Those who grew up in broken homes understand the weight of the memories that come with it, memories that’re a big part of who we are.
Growing up in a toxic household affects the way you love:
1. We’re a bit overprotective.
We’ve spent most of our lives trying to protect someone in our household from getting hurt. That need to play the role of protector follows us, even after we leave that toxic environment. We’re on guard for when anyone tries to hurt you and can sometimes be a little paranoid about it.
2. We’re blunt…
Because we can’t stand tension. It’s like walking on a minefield for us. The anxiety of it all pushes us to be blunt with you. If we have a problem, we’ll say it – not because we want to make you feel bad about yourself, but because we want to get it out of the way and move on.
3. …But we’ll feel bad about it.
We’re still struggling to learn to be assertive because we were punished for it in our households. The last thing we want to do is create potential conflict, but we also recognize that it’s important to have confrontation in a relationship.
4. If we’re vulnerable with you, you’re a keeper.
It takes a long time before we let our guard down because we were hurt so many times at home. So if we do open ourselves up to you, we really like you and, more importantly, we trust you.
5. We’re not the best with our emotions.
We like to think we’re emotionally intelligent but, in reality, we’ve kept our emotions in a jack-in-the-box (which is why we tend to blow up at the wrong times).
6. We have trust issues…
We’ll give you the benefit of the doubt… but we’ll be cautious about it in the beginning. It's nothing against you. Many people have failed us in the past and we're scared to take that risk again.
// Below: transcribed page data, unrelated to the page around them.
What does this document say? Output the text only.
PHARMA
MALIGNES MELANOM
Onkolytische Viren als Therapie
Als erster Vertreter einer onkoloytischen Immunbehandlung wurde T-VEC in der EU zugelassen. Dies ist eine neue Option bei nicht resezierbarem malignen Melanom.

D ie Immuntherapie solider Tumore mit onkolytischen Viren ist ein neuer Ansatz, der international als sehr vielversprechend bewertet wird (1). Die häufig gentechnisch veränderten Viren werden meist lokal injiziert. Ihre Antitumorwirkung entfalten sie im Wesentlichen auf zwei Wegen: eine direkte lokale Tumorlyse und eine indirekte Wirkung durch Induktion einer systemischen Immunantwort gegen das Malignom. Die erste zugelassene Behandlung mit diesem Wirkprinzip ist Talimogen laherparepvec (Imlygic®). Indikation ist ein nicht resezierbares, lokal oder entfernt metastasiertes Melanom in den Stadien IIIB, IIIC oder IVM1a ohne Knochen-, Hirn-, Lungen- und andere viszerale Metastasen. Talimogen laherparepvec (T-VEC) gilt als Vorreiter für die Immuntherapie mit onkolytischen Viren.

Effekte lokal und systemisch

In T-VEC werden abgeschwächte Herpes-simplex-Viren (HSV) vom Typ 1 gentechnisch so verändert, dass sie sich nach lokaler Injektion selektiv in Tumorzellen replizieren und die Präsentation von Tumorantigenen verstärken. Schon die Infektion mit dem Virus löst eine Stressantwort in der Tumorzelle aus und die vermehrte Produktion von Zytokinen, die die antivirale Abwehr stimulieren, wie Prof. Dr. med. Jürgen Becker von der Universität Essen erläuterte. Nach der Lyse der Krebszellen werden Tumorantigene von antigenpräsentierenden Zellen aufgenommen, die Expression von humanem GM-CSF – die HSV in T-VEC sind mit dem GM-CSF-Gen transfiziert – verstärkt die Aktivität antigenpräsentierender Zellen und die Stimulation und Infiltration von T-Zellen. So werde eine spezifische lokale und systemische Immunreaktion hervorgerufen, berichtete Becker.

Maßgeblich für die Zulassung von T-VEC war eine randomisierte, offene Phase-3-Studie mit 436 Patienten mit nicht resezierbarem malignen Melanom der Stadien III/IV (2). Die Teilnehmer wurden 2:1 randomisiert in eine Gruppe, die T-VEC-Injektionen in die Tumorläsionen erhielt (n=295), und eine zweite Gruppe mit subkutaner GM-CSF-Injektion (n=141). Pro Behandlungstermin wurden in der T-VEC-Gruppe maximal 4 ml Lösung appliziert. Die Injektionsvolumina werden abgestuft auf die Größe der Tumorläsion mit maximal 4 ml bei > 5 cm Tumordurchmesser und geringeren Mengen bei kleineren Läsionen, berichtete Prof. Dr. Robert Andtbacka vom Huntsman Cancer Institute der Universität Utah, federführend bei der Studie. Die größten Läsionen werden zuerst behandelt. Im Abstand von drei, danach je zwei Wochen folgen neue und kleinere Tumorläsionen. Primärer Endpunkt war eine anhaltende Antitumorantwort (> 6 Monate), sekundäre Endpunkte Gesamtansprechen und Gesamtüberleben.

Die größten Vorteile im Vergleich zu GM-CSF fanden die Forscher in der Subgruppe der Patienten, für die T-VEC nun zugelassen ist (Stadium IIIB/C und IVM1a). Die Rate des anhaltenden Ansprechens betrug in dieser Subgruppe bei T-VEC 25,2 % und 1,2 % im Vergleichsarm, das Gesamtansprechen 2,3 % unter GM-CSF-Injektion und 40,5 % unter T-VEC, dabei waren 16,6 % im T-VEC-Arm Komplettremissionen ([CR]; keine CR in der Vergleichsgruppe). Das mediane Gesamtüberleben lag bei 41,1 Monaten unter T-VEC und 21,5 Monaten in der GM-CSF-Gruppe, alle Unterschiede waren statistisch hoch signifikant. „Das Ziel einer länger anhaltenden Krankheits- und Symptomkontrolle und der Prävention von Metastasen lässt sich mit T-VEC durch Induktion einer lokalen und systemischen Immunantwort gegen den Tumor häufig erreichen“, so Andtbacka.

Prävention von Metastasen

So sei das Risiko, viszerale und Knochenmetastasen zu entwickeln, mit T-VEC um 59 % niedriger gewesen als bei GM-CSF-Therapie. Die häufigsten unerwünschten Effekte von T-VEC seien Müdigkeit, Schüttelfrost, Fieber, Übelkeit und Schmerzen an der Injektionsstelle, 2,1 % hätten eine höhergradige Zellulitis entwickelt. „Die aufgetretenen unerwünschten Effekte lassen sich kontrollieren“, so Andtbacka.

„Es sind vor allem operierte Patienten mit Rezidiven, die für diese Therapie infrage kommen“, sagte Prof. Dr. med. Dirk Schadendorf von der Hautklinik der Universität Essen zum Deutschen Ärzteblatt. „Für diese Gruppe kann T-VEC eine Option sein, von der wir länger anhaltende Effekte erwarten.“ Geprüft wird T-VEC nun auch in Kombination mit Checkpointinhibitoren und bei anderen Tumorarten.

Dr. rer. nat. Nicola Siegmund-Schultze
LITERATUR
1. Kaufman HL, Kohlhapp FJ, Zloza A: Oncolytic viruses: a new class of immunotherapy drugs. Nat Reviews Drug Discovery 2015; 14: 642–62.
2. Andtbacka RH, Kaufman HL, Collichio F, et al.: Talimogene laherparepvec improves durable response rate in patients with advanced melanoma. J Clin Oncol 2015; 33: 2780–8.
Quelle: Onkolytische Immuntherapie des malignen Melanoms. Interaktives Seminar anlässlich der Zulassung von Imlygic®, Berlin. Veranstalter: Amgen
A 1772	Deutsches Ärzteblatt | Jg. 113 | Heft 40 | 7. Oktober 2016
7. …So we take trust very seriously.
Vulnerability is a big deal and we understand that.
8. But we may not say, “I love you" as often as we should.
Not just because we’re bad at expressing emotions, but because it’s something that held so many heavy meanings at home. It’s a term that brings so many intense memories for us.
9. We’re not just loving – we’re compassionate.
We know pain which is why we’re empathetic to your pain (in addition to all those hugs and kisses).